To some extent the US and Europe market falls in the recent past have juggernaut-ed into a fall of the biggest Asian economy. The announcement by US Federal Reserve to taper the introduction of money into financial system made the world market go crazy. Though it triggered many countries into injecting huge money in Asian growing markets, it couldn’t sustain. One, the US markets corrected itself with the help of fall of dollar price and the heavy regulations in Asian markets towards foreign investment didn’t help either. In fact, the movement of investments back to the West, meant a fall for the Asian market sooner or later.

 

3. Chinese Yuan devaluation

 

There was a 0.5 percent devaluation of Yuan just before the Black Friday. Some part of Chinese market fall has to be attributed to this event trigger. A currency devaluation in China results in a devaluation in India as well as a devaluation in many other neighboring Asian countries as the highly linked in terms of exports and in terms of trade exchanges. If there are two immediate indicators of a country’s growth they are the GDP and the currency strength.
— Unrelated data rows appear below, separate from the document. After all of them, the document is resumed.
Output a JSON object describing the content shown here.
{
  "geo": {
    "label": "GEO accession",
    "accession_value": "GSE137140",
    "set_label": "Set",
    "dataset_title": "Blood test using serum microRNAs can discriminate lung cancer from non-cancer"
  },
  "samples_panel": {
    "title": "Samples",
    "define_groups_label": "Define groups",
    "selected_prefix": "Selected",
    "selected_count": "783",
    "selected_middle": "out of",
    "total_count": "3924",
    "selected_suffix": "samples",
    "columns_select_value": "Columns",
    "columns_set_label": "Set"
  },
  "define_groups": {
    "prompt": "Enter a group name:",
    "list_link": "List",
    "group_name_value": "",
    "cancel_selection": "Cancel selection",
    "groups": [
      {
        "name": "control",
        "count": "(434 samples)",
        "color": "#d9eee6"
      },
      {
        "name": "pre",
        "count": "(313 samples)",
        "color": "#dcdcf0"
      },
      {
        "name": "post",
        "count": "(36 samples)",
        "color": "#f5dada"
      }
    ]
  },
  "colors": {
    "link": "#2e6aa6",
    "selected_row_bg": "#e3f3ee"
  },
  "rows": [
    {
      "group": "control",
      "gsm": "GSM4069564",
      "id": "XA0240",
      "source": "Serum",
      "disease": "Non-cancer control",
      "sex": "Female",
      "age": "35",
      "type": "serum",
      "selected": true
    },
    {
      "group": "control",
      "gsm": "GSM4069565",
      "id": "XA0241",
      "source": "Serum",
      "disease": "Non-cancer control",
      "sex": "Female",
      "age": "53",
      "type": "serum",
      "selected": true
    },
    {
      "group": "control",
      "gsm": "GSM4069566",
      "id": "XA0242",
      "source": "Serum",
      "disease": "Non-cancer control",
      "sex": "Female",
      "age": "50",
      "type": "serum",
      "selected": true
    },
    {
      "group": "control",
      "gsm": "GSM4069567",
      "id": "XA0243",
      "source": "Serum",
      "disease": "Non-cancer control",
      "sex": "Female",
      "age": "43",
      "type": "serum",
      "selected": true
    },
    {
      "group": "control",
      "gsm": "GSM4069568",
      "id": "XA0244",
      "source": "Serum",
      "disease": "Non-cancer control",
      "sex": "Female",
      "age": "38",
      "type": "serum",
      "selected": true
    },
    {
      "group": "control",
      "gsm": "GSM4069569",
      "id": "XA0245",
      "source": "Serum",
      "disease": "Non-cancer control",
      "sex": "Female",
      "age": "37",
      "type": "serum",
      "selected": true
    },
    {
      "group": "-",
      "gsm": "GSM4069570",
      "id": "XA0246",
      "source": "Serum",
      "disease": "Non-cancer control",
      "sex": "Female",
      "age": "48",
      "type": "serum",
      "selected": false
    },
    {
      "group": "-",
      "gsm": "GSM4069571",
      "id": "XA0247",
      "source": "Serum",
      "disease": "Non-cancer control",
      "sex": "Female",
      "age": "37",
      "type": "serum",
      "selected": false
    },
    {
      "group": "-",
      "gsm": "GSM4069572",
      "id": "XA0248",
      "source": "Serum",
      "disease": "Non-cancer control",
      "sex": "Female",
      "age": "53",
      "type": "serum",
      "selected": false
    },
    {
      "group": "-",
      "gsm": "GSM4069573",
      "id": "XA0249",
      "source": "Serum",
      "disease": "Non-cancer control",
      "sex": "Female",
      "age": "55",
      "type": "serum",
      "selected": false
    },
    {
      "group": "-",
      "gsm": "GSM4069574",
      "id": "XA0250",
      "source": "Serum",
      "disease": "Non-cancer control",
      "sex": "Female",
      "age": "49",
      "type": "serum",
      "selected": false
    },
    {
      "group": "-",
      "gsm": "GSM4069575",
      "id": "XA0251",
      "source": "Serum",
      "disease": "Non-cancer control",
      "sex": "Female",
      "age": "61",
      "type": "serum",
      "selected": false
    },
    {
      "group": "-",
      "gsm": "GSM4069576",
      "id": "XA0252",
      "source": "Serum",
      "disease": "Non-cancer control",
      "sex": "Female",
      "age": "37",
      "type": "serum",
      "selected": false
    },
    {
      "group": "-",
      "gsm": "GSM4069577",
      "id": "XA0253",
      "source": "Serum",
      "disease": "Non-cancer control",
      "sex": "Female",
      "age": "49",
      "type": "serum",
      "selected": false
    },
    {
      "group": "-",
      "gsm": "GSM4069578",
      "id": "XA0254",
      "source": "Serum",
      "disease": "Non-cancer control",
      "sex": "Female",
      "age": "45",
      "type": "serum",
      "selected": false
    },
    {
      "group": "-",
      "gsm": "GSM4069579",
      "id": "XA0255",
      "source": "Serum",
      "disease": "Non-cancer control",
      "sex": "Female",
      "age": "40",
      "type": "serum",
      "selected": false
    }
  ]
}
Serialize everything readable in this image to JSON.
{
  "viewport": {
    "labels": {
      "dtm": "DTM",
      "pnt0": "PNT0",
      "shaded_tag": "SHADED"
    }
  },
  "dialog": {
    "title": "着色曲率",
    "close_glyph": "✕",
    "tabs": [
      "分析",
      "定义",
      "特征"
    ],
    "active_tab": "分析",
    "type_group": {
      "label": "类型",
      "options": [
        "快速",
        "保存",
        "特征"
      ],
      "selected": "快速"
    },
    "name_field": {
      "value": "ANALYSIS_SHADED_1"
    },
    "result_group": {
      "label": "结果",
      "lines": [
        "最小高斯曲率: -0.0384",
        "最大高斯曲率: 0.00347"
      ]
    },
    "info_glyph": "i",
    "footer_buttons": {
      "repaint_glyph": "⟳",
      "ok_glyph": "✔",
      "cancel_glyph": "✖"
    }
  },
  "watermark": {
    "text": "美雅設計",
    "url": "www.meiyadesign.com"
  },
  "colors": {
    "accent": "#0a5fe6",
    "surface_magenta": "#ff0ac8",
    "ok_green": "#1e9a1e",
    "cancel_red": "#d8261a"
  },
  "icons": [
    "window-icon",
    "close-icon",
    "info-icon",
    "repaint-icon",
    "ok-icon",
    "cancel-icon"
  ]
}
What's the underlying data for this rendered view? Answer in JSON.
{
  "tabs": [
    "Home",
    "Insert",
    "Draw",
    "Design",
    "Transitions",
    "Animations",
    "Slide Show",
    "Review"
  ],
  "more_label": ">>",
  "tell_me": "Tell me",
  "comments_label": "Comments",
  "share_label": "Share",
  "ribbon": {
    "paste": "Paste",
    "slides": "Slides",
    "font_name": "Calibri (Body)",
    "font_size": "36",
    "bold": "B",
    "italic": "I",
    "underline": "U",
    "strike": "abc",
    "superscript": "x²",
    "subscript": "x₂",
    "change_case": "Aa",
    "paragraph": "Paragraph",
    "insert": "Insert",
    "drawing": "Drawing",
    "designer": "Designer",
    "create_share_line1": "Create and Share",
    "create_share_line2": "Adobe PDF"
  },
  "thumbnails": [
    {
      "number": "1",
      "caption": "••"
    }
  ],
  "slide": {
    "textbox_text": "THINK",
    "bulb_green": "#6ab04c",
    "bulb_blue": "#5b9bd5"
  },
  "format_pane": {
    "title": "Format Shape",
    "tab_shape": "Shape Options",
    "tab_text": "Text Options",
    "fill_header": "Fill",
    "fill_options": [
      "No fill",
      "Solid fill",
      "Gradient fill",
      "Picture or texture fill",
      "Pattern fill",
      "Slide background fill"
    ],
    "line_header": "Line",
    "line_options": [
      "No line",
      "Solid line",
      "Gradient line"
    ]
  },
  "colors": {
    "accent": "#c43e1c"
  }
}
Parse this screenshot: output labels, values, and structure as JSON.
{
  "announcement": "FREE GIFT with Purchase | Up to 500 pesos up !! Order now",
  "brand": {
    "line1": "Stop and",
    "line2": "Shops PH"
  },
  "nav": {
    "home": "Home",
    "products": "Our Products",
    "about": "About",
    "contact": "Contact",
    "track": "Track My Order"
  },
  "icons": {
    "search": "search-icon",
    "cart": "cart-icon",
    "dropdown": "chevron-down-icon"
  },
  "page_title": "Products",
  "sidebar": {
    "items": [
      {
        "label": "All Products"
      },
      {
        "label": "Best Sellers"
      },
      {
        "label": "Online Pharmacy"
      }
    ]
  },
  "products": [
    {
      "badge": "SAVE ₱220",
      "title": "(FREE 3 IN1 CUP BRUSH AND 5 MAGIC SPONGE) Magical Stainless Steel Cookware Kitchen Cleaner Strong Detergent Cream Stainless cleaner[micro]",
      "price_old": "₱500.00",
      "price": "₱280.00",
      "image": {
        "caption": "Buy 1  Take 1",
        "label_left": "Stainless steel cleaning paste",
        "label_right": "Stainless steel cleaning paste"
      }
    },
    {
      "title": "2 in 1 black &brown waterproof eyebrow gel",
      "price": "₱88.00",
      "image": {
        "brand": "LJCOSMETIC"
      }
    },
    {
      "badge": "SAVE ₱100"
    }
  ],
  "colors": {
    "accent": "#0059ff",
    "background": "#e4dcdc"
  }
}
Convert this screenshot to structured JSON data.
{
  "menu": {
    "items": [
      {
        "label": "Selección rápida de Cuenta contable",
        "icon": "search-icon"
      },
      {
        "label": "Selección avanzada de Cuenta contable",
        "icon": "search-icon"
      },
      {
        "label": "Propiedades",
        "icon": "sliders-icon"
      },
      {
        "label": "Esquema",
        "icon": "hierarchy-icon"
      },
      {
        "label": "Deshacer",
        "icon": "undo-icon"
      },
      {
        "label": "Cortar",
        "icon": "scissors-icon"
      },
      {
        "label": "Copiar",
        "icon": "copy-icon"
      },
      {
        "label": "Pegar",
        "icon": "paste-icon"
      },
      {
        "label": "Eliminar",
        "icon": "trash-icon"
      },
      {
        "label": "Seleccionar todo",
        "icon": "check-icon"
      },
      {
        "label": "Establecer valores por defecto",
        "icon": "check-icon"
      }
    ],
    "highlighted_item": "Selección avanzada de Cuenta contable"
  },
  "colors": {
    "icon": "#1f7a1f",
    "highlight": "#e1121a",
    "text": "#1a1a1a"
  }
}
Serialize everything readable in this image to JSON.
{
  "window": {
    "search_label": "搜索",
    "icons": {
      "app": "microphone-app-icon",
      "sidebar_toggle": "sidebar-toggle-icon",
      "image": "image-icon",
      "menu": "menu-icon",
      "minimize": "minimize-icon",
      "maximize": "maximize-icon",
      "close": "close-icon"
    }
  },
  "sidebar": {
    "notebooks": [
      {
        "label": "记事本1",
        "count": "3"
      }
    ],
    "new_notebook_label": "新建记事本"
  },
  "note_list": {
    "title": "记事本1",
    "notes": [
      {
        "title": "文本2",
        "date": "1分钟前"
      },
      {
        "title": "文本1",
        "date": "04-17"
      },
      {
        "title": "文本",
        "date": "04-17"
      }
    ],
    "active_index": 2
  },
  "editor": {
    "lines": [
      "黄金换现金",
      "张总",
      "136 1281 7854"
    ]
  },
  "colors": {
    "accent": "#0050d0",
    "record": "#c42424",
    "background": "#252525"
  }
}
When GDP indicates the internal strength of a country, the country currency shows its power in relation to other countries and the benchmark of Dollar. Though China has been leading in its pace of growth indicated by its GDP, the same has come down drastically in late few years. And the slump in GDP reflects in Yuan devaluation leading to loss of trust of its own investors.

 

4. Supply shocks in Oil

 

Supply shocks in Oil

Image Source: Washingtonpost.com

 

China is the fourth largest supplier of Crude oil in the world. And any fall in the prices of Crude oil results in the fall of Chinese market. This is why we state it as one of the biggest trigger for Black Friday after the Circuit breaking. Some may say that Circuit breaking is an after-effect but having introduced such a policy in the first place is a negative move. When it comes to crude oil prices though, there has to be no doubt or question into its impacts. Canada can be taken as a big example. Its economy and its stock markets are heavily dependent on its crude oil exports and is in turmoil every time there is a heavy fall in crude oil prices.

 

China Market Fall Causes

China Market Fall Causes

Way Forward:

 

Now the next question is, Does Black Friday represent a downfall of Chinese financial market and its economy in long term? Call us an optimist but No. At best, this is a correction. A big, big correction we agree but it does not dictate Chinese economical power in long term. Looking at the triggers given in the figure above closely it is evident that the situation can come back to normal once the regulations in China are corrected and the Middle-East pacifies to bring the oil prices down. By regulatory improvements what we mean is that it needs to stay away from the artificial boundaries that it has introduced to prevent market falls.

 

Some might say that the slump in China’s GDP and the market slowdown is due to its move from being Manufacturing oriented to Service oriented. Being in production business is not as sustainable and so the shift to Service is inevitable. It is in fact the most natural path to move on to for China. China has been the second largest economy for so long for some good reason. It is therefore no doubt capable of lifting itself back up and rising to success in coming years.